I do restrict myself to shop and stores that had a label of their own, with a few local tailor labels, too, or it would be overwhelming is a city the size of Louisville, KY.
I spent a day last week at the Main branch of the Public Library. There are coffee shops and restaurants for lunch and more local histories than I had quite realized. Plus 179 years of City Directories and newspapers. It is daunting, but satisfying to be able to put names, dates and locations to these long gone local shops. Although it may be a neverending process!
I added a stroll down a very cold and windy 4th St with my camera, which yielded shots of a few of the long closed clothing stores - some buildings date back to 1905. What was serendipitous was confirming one store location because the side of the building still has the business name (active 1917 - 1941) painted on the side; it's faded, but still legible. And it turns out 3 different local shops that I have actually have labels for were all in that building at one time or other!
The Prince Wells Building, 4th St. bulit 1905, home to Besten & Langan, DuRand -Perry, and George Moore ladies shops, front view
Prince Wells Building, side view with DuRand-Perry Sign
Obviously, there's days and days of library time yet to go.

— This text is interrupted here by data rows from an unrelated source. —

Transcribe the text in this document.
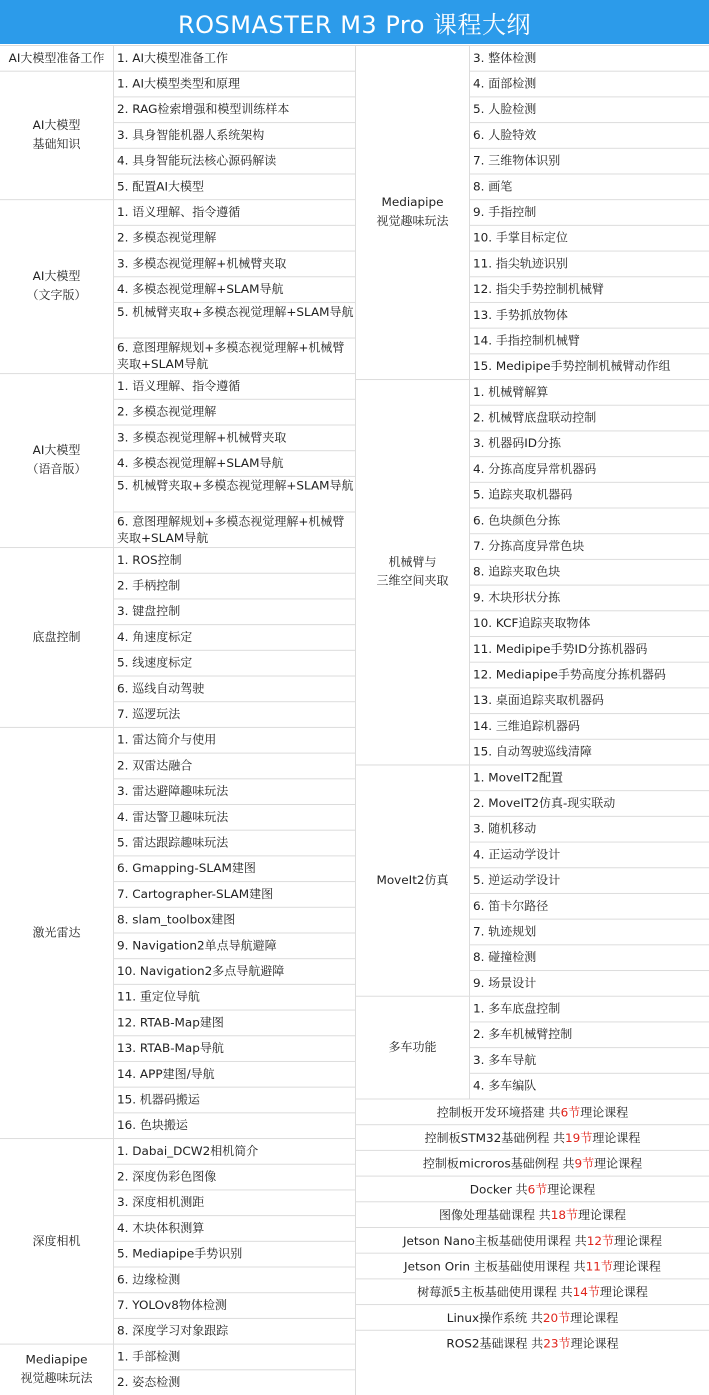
ROSMASTER M3 Pro 课程大纲
AI大模型准备工作	1. AI大模型准备工作
AI大模型
基础知识
1. AI大模型类型和原理
2. RAG检索增强和模型训练样本
3. 具身智能机器人系统架构
4. 具身智能玩法核心源码解读
5. 配置AI大模型
AI大模型
（文字版）
1. 语义理解、指令遵循
2. 多模态视觉理解
3. 多模态视觉理解+机械臂夹取
4. 多模态视觉理解+SLAM导航
5. 机械臂夹取+多模态视觉理解+SLAM导航
6. 意图理解规划+多模态视觉理解+机械臂夹取+SLAM导航
AI大模型
（语音版）
1. 语义理解、指令遵循
2. 多模态视觉理解
3. 多模态视觉理解+机械臂夹取
4. 多模态视觉理解+SLAM导航
5. 机械臂夹取+多模态视觉理解+SLAM导航
6. 意图理解规划+多模态视觉理解+机械臂夹取+SLAM导航
底盘控制
1. ROS控制
2. 手柄控制
3. 键盘控制
4. 角速度标定
5. 线速度标定
6. 巡线自动驾驶
7. 巡逻玩法
激光雷达
1. 雷达简介与使用
2. 双雷达融合
3. 雷达避障趣味玩法
4. 雷达警卫趣味玩法
5. 雷达跟踪趣味玩法
6. Gmapping-SLAM建图
7. Cartographer-SLAM建图
8. slam_toolbox建图
9. Navigation2单点导航避障
10. Navigation2多点导航避障
11. 重定位导航
12. RTAB-Map建图
13. RTAB-Map导航
14. APP建图/导航
15. 机器码搬运
16. 色块搬运
深度相机
1. Dabai_DCW2相机简介
2. 深度伪彩色图像
3. 深度相机测距
4. 木块体积测算
5. Mediapipe手势识别
6. 边缘检测
7. YOLOv8物体检测
8. 深度学习对象跟踪
Mediapipe
视觉趣味玩法
1. 手部检测
2. 姿态检测
Mediapipe
视觉趣味玩法
3. 整体检测
4. 面部检测
5. 人脸检测
6. 人脸特效
7. 三维物体识别
8. 画笔
9. 手指控制
10. 手掌目标定位
11. 指尖轨迹识别
12. 指尖手势控制机械臂
13. 手势抓放物体
14. 手指控制机械臂
15. Medipipe手势控制机械臂动作组
机械臂与
三维空间夹取
1. 机械臂解算
2. 机械臂底盘联动控制
3. 机器码ID分拣
4. 分拣高度异常机器码
5. 追踪夹取机器码
6. 色块颜色分拣
7. 分拣高度异常色块
8. 追踪夹取色块
9. 木块形状分拣
10. KCF追踪夹取物体
11. Medipipe手势ID分拣机器码
12. Mediapipe手势高度分拣机器码
13. 桌面追踪夹取机器码
14. 三维追踪机器码
15. 自动驾驶巡线清障
MoveIt2仿真
1. MoveIT2配置
2. MoveIT2仿真-现实联动
3. 随机移动
4. 正运动学设计
5. 逆运动学设计
6. 笛卡尔路径
7. 轨迹规划
8. 碰撞检测
9. 场景设计
多车功能
1. 多车底盘控制
2. 多车机械臂控制
3. 多车导航
4. 多车编队
控制板开发环境搭建 共 6节 理论课程
控制板STM32基础例程 共 19节 理论课程
控制板microros基础例程 共 9节 理论课程
Docker 共 6节 理论课程
图像处理基础课程 共 18节 理论课程
Jetson Nano主板基础使用课程 共 12节 理论课程
Jetson Orin 主板基础使用课程 共 11节 理论课程
树莓派5主板基础使用课程 共 14节 理论课程
Linux操作系统 共 20节 理论课程
ROS2基础课程 共 23节 理论课程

I have said this before, but I will say it again: If you are a vintage clothing enthusiast and live in a town or city that had local clothing or department stores that are gone, ones that you find boxes and labels from, consider keeping notes on what you find, how old it is, and the type of clothing. Sort of your own private Label Resource like the one we have at the Vintage Fashion Guild . It will be invaluable information when dating or researching your vintage finds.